No es solo que el edificio de ITT esté adornado con una cornisa Chippendale.  Al fin y al cabo eso no es más que la influencia de un ebanista y diseñador de muebles sobre un arquitecto específico.  En ambos casos se parte de formas tangibles, proyectadas en tres dimensiones.  Lo utilitario y lo funcional, lo privado y lo público, lo refinado y lo vulgar, son estímulos e imágenes que nos invaden todos los días al salir a las calles.

La inmoralidad ha sido propuesta como una “forma de liberación” de las “ataduras judeo–cristianas” impuestas a la conducta humana.  Nietzsche supuso que el súper hombre sería capaz de dominar a los demás porque estaría desembarazado de las limitaciones e inhibiciones de los “sentimientos morales”.  Se dice que no tener “escrúpulos” es una ventaja importante para los políticos, para los altos ejecutivos de grandes empresas, para los hampones del crimen organizado.  ¿Es posible que la inmoralidad produzca monstruos?  Los artistas del renacimiento relacionaron la belleza con la virtud.

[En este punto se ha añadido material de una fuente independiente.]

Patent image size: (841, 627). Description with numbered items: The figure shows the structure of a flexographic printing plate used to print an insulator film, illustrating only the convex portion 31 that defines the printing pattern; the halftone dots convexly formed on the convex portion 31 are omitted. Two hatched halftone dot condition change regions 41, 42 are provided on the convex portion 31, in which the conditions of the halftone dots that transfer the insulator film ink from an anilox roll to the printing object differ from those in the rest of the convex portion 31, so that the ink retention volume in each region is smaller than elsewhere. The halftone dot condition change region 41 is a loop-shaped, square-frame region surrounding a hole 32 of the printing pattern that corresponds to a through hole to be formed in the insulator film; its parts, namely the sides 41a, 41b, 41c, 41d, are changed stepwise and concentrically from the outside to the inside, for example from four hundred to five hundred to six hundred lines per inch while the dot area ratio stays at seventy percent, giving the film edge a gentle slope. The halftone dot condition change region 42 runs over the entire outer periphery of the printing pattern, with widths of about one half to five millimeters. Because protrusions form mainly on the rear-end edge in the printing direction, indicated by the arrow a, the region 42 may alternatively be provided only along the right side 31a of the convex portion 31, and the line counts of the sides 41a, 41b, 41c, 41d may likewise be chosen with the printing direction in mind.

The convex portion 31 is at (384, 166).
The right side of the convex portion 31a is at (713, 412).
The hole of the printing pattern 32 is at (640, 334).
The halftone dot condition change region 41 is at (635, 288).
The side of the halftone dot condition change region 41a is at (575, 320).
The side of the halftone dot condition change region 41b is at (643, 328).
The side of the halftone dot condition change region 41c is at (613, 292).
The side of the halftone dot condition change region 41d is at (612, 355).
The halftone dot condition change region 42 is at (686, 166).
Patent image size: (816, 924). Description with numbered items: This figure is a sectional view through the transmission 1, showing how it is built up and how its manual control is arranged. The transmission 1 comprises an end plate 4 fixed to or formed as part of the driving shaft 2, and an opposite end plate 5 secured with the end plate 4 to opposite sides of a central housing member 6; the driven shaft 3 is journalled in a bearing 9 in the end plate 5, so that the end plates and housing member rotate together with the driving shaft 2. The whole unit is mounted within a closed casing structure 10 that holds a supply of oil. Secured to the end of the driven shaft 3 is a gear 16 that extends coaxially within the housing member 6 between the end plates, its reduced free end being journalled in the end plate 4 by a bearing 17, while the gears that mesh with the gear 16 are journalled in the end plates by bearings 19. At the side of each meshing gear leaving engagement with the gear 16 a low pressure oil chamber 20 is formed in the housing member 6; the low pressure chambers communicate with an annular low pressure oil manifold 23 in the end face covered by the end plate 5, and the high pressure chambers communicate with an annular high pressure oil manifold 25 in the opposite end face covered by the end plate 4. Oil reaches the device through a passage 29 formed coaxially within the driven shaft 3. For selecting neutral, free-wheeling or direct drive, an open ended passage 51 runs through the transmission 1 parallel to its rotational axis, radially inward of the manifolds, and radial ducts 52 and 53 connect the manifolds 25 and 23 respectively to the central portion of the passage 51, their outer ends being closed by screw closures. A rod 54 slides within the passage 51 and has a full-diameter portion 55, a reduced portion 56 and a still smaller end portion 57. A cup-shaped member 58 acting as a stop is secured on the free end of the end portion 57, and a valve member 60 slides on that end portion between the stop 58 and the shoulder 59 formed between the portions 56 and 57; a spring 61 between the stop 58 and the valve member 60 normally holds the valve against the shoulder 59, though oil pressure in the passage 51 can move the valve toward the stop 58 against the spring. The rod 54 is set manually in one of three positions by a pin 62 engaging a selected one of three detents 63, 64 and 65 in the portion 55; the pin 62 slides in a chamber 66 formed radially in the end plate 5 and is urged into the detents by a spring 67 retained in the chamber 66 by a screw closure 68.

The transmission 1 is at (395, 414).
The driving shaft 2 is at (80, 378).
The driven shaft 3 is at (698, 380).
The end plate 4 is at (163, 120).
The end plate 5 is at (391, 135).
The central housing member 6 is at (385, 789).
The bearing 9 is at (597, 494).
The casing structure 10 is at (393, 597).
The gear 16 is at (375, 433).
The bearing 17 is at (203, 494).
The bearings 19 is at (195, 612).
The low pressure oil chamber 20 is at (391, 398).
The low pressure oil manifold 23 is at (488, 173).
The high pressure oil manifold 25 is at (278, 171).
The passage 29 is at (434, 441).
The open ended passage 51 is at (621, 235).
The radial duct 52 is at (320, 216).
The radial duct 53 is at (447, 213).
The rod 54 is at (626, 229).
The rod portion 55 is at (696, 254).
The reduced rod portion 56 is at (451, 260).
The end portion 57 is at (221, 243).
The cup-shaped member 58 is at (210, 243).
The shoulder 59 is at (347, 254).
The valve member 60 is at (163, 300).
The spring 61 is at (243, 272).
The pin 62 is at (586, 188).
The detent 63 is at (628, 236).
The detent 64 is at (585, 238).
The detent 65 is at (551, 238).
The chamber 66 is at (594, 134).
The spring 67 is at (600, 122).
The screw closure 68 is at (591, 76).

En la parte posterior del retrato de Ginevra de Bencí, pintado por Leonardo de Vinci, aparece una cinta con una leyenda que proclama la belleza como coronación de la virtud.  Detrás de esa cinta pueden apreciarse las alas de un gran pájaro.  Quizás Leonardo comenzó de ese lado un cuadro y no lo terminó.  Los pintores del renacimiento tal vez fueran filosóficamente ingenuos, herederos pasivos de la tradición escolástica.  El bien, la belleza, la justicia, formaban el antiguo trípode de los valores esenciales.